Se dieron un beso apasionado con una coreografía digna de una película de la década de los cuarenta. Amara tomó la mano hábil de su marido con delicadeza y le colocó la alianza en su dedo anular. El proceso se repitió a la inversa, con ambos prestando mucha atención a todo, pues sabían que este era un momento importante; uno que debían no olvidar.
—Perdoname, son de plata —interrumpió Amara—. Deseaba que fueran de oro, pero estaba tan ansiosa que no me dio tiempo para ahorrar un poco más. —«Eso me jugó un poco en contra», habría continuado si no hubiese recibido otro beso como respuesta inmediata. Las palabras de su marido sobraban ante tales comentarios.
Continuaron hablando emocionados. Hicieron planes, se confesaron más sentimientos todavía, en fin, actividades típicas y tiernas de un matrimonio recién fundado. El proceso duró unos veinte minutos hasta que decidieron continuarlo por la vasta ciudad, cuyas lumbres blancas despertaban una idea muy próxima a los sentimientos de serenidad percibidos por la dupla de afortunados. Tenían un auto y el día recién estaba por nacer, había mucho ambiente recorrible en una noche tan espléndida. Guardaron sus pertenencias rápida y torpemente. Amara y Emilio vieron el puente por última vez con una nostalgia fragante similar al descubrimiento de un clásico moderno. El motor arrancó, y se marcharon.

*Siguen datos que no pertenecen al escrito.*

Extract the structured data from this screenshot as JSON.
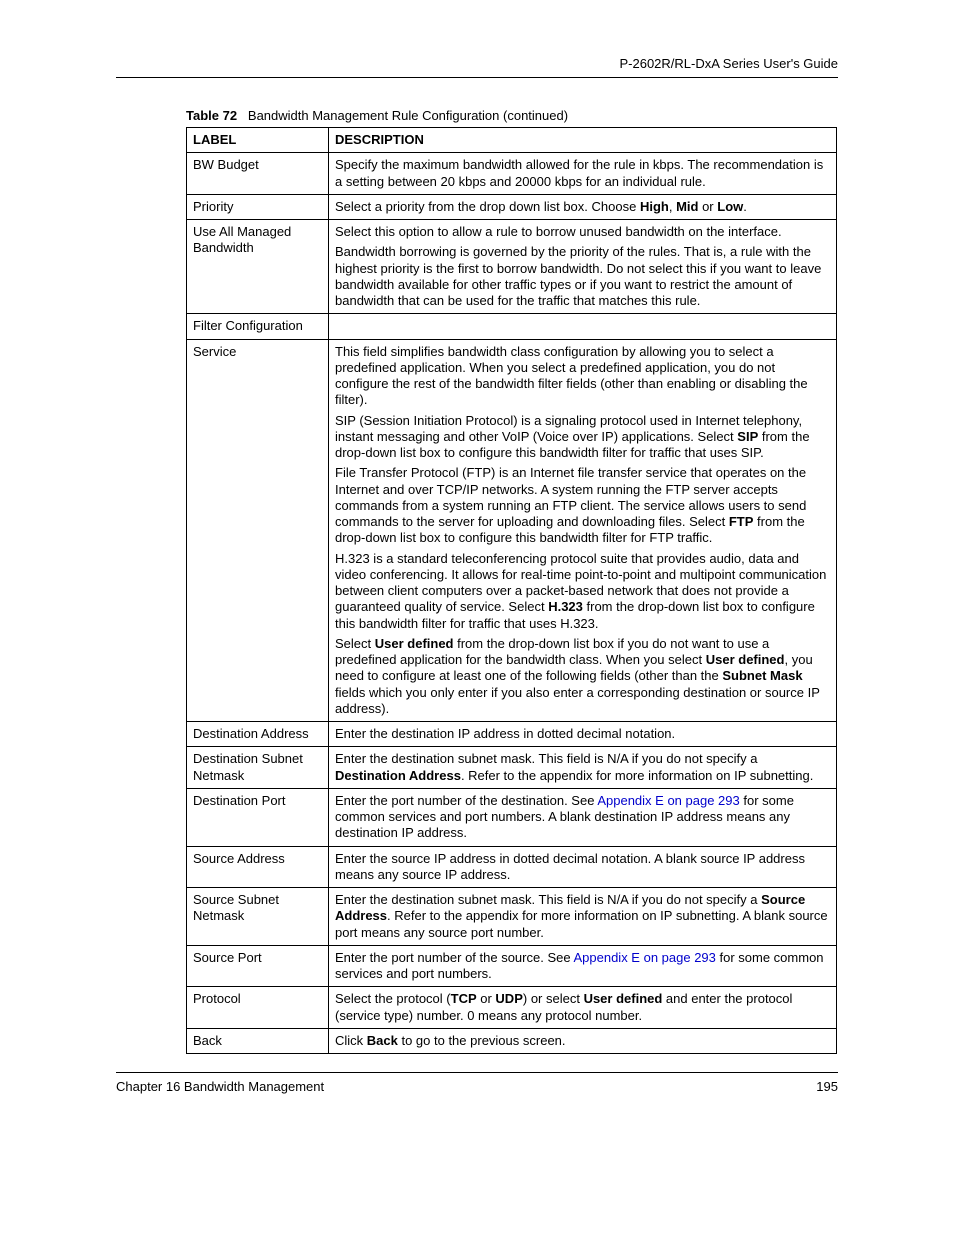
{
  "runningHeader": "P-2602R/RL-DxA Series User's Guide",
  "tableCaptionPrefix": "Table 72",
  "tableCaptionText": "Bandwidth Management Rule Configuration (continued)",
  "headerLabel": "LABEL",
  "headerDescription": "DESCRIPTION",
  "rows": {
    "bwBudget": {
      "label": "BW Budget",
      "p1": "Specify the maximum bandwidth allowed for the rule in kbps. The recommendation is a setting between 20 kbps and 20000 kbps for an individual rule."
    },
    "priority": {
      "label": "Priority",
      "p1a": "Select a priority from the drop down list box. Choose ",
      "high": "High",
      "mid": "Mid",
      "or": " or ",
      "low": "Low",
      "comma": ", ",
      "period": "."
    },
    "useAll": {
      "label": "Use All Managed Bandwidth",
      "p1": "Select this option to allow a rule to borrow unused bandwidth on the interface.",
      "p2": "Bandwidth borrowing is governed by the priority of the rules. That is, a rule with the highest priority is the first to borrow bandwidth. Do not select this if you want to leave bandwidth available for other traffic types or if you want to restrict the amount of bandwidth that can be used for the traffic that matches this rule."
    },
    "filterConfig": {
      "label": "Filter Configuration"
    },
    "service": {
      "label": "Service",
      "p1": "This field simplifies bandwidth class configuration by allowing you to select a predefined application. When you select a predefined application, you do not configure the rest of the bandwidth filter fields (other than enabling or disabling the filter).",
      "p2a": "SIP (Session Initiation Protocol) is a signaling protocol used in Internet telephony, instant messaging and other VoIP (Voice over IP) applications. Select ",
      "sip": "SIP",
      "p2b": " from the drop-down list box to configure this bandwidth filter for traffic that uses SIP.",
      "p3a": "File Transfer Protocol (FTP) is an Internet file transfer service that operates on the Internet and over TCP/IP networks. A system running the FTP server accepts commands from a system running an FTP client. The service allows users to send commands to the server for uploading and downloading files. Select ",
      "ftp": "FTP",
      "p3b": " from the drop-down list box to configure this bandwidth filter for FTP traffic.",
      "p4a": "H.323 is a standard teleconferencing protocol suite that provides audio, data and video conferencing. It allows for real-time point-to-point and multipoint communication between client computers over a packet-based network that does not provide a guaranteed quality of service. Select ",
      "h323": "H.323",
      "p4b": " from the drop-down list box to configure this bandwidth filter for traffic that uses H.323.",
      "p5a": "Select ",
      "userDefined1": "User defined",
      "p5b": " from the drop-down list box if you do not want to use a predefined application for the bandwidth class. When you select ",
      "userDefined2": "User defined",
      "p5c": ", you need to configure at least one of the following fields (other than the ",
      "subnetMask1": "Subnet Mask",
      "p5d": " fields which you only enter if you also enter a corresponding destination or source IP address)."
    },
    "destAddr": {
      "label": "Destination Address",
      "p1": "Enter the destination IP address in dotted decimal notation."
    },
    "destSubnet": {
      "label": "Destination Subnet Netmask",
      "p1a": "Enter the destination subnet mask. This field is N/A if you do not specify a ",
      "destAddrBold": "Destination Address",
      "p1b": ". Refer to the appendix for more information on IP subnetting."
    },
    "destPort": {
      "label": "Destination Port",
      "p1a": "Enter the port number of the destination. See ",
      "link": "Appendix E on page 293",
      "p1b": " for some common services and port numbers. A blank destination IP address means any destination IP address."
    },
    "srcAddr": {
      "label": "Source Address",
      "p1": "Enter the source IP address in dotted decimal notation. A blank source IP address means any source IP address."
    },
    "srcSubnet": {
      "label": "Source Subnet Netmask",
      "p1a": "Enter the destination subnet mask. This field is N/A if you do not specify a ",
      "srcAddrBold": "Source Address",
      "p1b": ". Refer to the appendix for more information on IP subnetting. A blank source port means any source port number."
    },
    "srcPort": {
      "label": "Source Port",
      "p1a": "Enter the port number of the source. See ",
      "link": "Appendix E on page 293",
      "p1b": " for some common services and port numbers."
    },
    "protocol": {
      "label": "Protocol",
      "p1a": "Select the protocol (",
      "tcp": "TCP",
      "or": " or ",
      "udp": "UDP",
      "p1b": ") or select ",
      "userDefined": "User defined",
      "p1c": " and enter the protocol (service type) number. 0 means any protocol number."
    },
    "back": {
      "label": "Back",
      "p1a": "Click ",
      "backBold": "Back",
      "p1b": " to go to the previous screen."
    }
  },
  "footerLeft": "Chapter 16 Bandwidth Management",
  "footerRight": "195"
}
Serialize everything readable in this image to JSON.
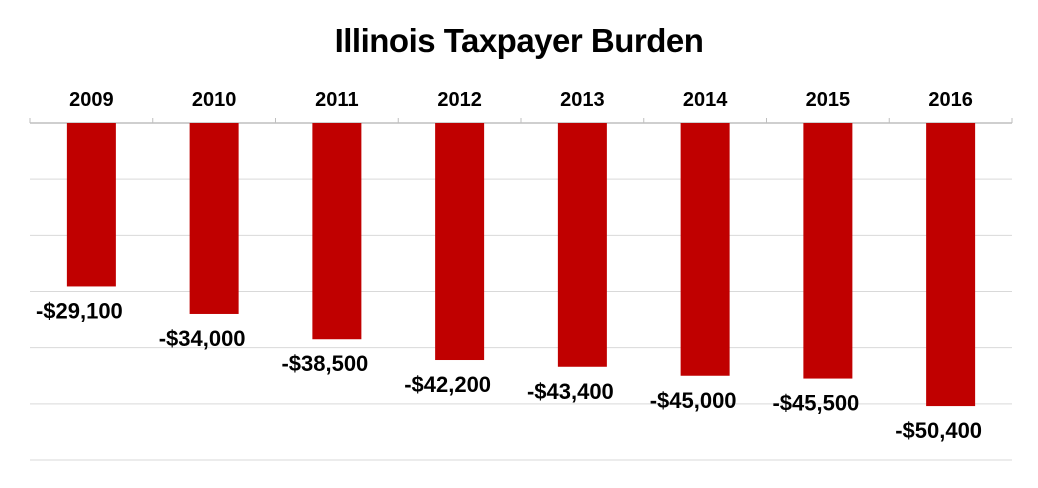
{
  "chart_data": {
    "type": "bar",
    "title": "Illinois Taxpayer Burden",
    "categories": [
      "2009",
      "2010",
      "2011",
      "2012",
      "2013",
      "2014",
      "2015",
      "2016"
    ],
    "values": [
      -29100,
      -34000,
      -38500,
      -42200,
      -43400,
      -45000,
      -45500,
      -50400
    ],
    "data_labels": [
      "-$29,100",
      "-$34,000",
      "-$38,500",
      "-$42,200",
      "-$43,400",
      "-$45,000",
      "-$45,500",
      "-$50,400"
    ],
    "xlabel": "",
    "ylabel": "",
    "ylim": [
      -60000,
      0
    ],
    "x_axis_position": "top",
    "y_axis_labels_shown": false,
    "grid": true,
    "legend": "none",
    "bar_color": "#C00000",
    "grid_color": "#D9D9D9"
  }
}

El puente lloró. La empatía se apoderó de él. Nunca había apreciado una escena tan bella y romántica, su desértico ambiente no lo permitía, las interacciones no abundaban y, si las había, no llegaban a ser así de profundas. En realidad lo profundo era fútil, una nimiedad: solo del significado manaron sus lágrimas. Ahora mismo puede pensar en muy pocas cosas que no sean un sincero «Sean felices». Una de ellas era el porqué, teniendo presente la cantidad de emociones erupcionando, junto a la privacidad característica del hábitat de los conejos, no tuvieron sexo allí mismo. Vio tantos acontecimientos bizarros y sexuales en esa vía que esa nadería podía genuinamente llamarle la atención. Le resultaba hasta ilógico. «Bueno, la noche es larga, quién sabe», remató. La intriga se esfumó a la par de su última palabra.
El cielo estaba como él lo deseaba, y tenía una injustificada certeza de que ya eran las doce de la noche. No podía confirmarlo, los relojes no crecen en tierras de vigas de metal. Siguió observando, distraído, conmovido, apasionado. Las miserias abandonaron su madriguera por esa ocasión. A los minutos, o quizás horas, pensó «Me iré, más bien, tal vez me quede un día más».